Horror futuri

Emmanuelle PIROTTE, De profundis, Cherche midi, 2016, 286 p., 17 €/ ePub : 13.99 €

pirotte de profundisUn an à peine après son remarqué Today we live, Emmanuelle Pirotte fait à nouveau la rentrée littéraire. De profundis, son deuxième roman, est publié lui aussi au Cherche Midi.

Belgique, XXIe siècle. Le pays, comme le reste du monde, est ravagé par Ebola. Chacun dispose d’ordinateurs perfectionnés, capables de générer des hologrammes, mais le chaos et la misère règnent. À Bruxelles, Roxanne vit de la contrebande de médicaments et risque sa vie à chaque instant. Jusqu’au jour où son ex-mari, atteint du virus, lui confie la garde de leur fille Stella, étrange enfant taciturne. Roxanne, qui l’avait abandonnée sans état d’âme plusieurs années plus tôt, décide pourtant d’emmener sa fille loin de la jungle urbaine pour la protéger. Elles se réfugient dans le petit village de Saint-Fontaine, où elles emménagent dans la maison de leurs aïeux. La bourgade est épargnée par la maladie, mais les conditions de vie sont rudes, Roxanne et Stella risquant régulièrement le viol ou la mort, alors que la maison est habitée par une mystérieuse présence.

En deux romans, Emmanuelle Pirotte esquisse déjà les contours d’une œuvre cohérente, où affleurent quelques thématiques qui structurent visiblement l’imaginaire de la romancière. On note ainsi une prédilection pour les contextes cataclysmiques (guerre, épidémie…) et les histoires concrètement ancrées en Belgique (et en particulier dans de petits villages du Sud, prétextes à glisser quelques mots de wallon dans les dialogues), une fascination pour les figures d’enfants perspicaces, matures, un peu inquiétants pour les adultes – la Stella de De profundis est en cela la petite sœur de la Renée de Today we live – et le duo fragile et délicat qu’ils forment avec un adulte en proie au doute sur son identité.

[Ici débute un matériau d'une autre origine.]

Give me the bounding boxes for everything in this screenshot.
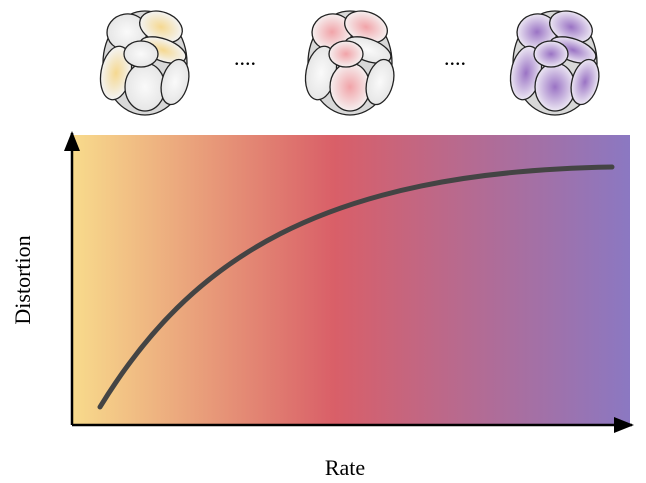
cluster-ellipse	[534, 62, 576, 112]
cluster	[99, 10, 190, 116]
cluster	[304, 10, 395, 116]
y-axis-label: Distortion	[10, 235, 35, 324]
gradient-background	[72, 135, 630, 425]
cluster-ellipse	[329, 62, 371, 112]
rate-distortion-curve	[97, 164, 615, 410]
separator-dots: ....	[444, 45, 466, 70]
x-axis-label: Rate	[325, 455, 365, 480]
cluster-icons	[99, 10, 600, 116]
cluster-ellipse	[160, 58, 190, 106]
cluster-ellipse	[328, 40, 364, 68]
cluster-ellipse	[533, 40, 569, 68]
separator-dots: ....	[234, 45, 256, 70]
cluster-ellipse	[123, 40, 159, 68]
cluster-ellipse	[570, 58, 600, 106]
cluster	[509, 10, 600, 116]
cluster-ellipse	[124, 62, 166, 112]
cluster-ellipse	[365, 58, 395, 106]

À n’en point douter, De profundis surprendra pourtant les lecteurs de Today we live. Avec ce deuxième roman, Pirotte s’aventure en effet sur les sentiers de la littérature de genre, puisque c’est un récit d’anticipation qu’elle nous propose ici. Bien qu’elle situe l’histoire dans le futur (proche), elle se refuse à la surenchère technologique : tout au plus les protagonistes disposent-ils de tablettes et d’ordinateurs plus performants que les nôtres. Le décor futuriste ne sert pas davantage de prétexte à une admonestation sur les dérives de la société actuelle. C’est que l’univers – désolé, implacable, anarchique – imaginé par Pirotte tient plus du cadre où se déploie la difficile relation entre Roxanne et sa fille que du sujet central du roman.

Dès que les protagonistes parviennent à Saint-Fontaine, Pirotte mêle en outre une intrigue fantastique à la trame d’anticipation, la maison héritée de la famille de Roxanne se révélant hantée. On craint un instant que le récit s’égare par excès d’ambition, mais la romancière tisse ces deux fils avec une heureuse habileté et une écriture fluide, qui est aussi l’une des belles surprises de ce livre. Emmanuelle Pirotte est une scénariste de cinéma venue ensuite au roman, ce qui se ressentait dans Today we live : l’écriture, certes efficace, y semblait surtout taillée pour la transposition à l’écran. De profundis porte au contraire la griffe d’une authentique romancière. Qu’on espère retrouver souvent et en d’aussi bonnes pages.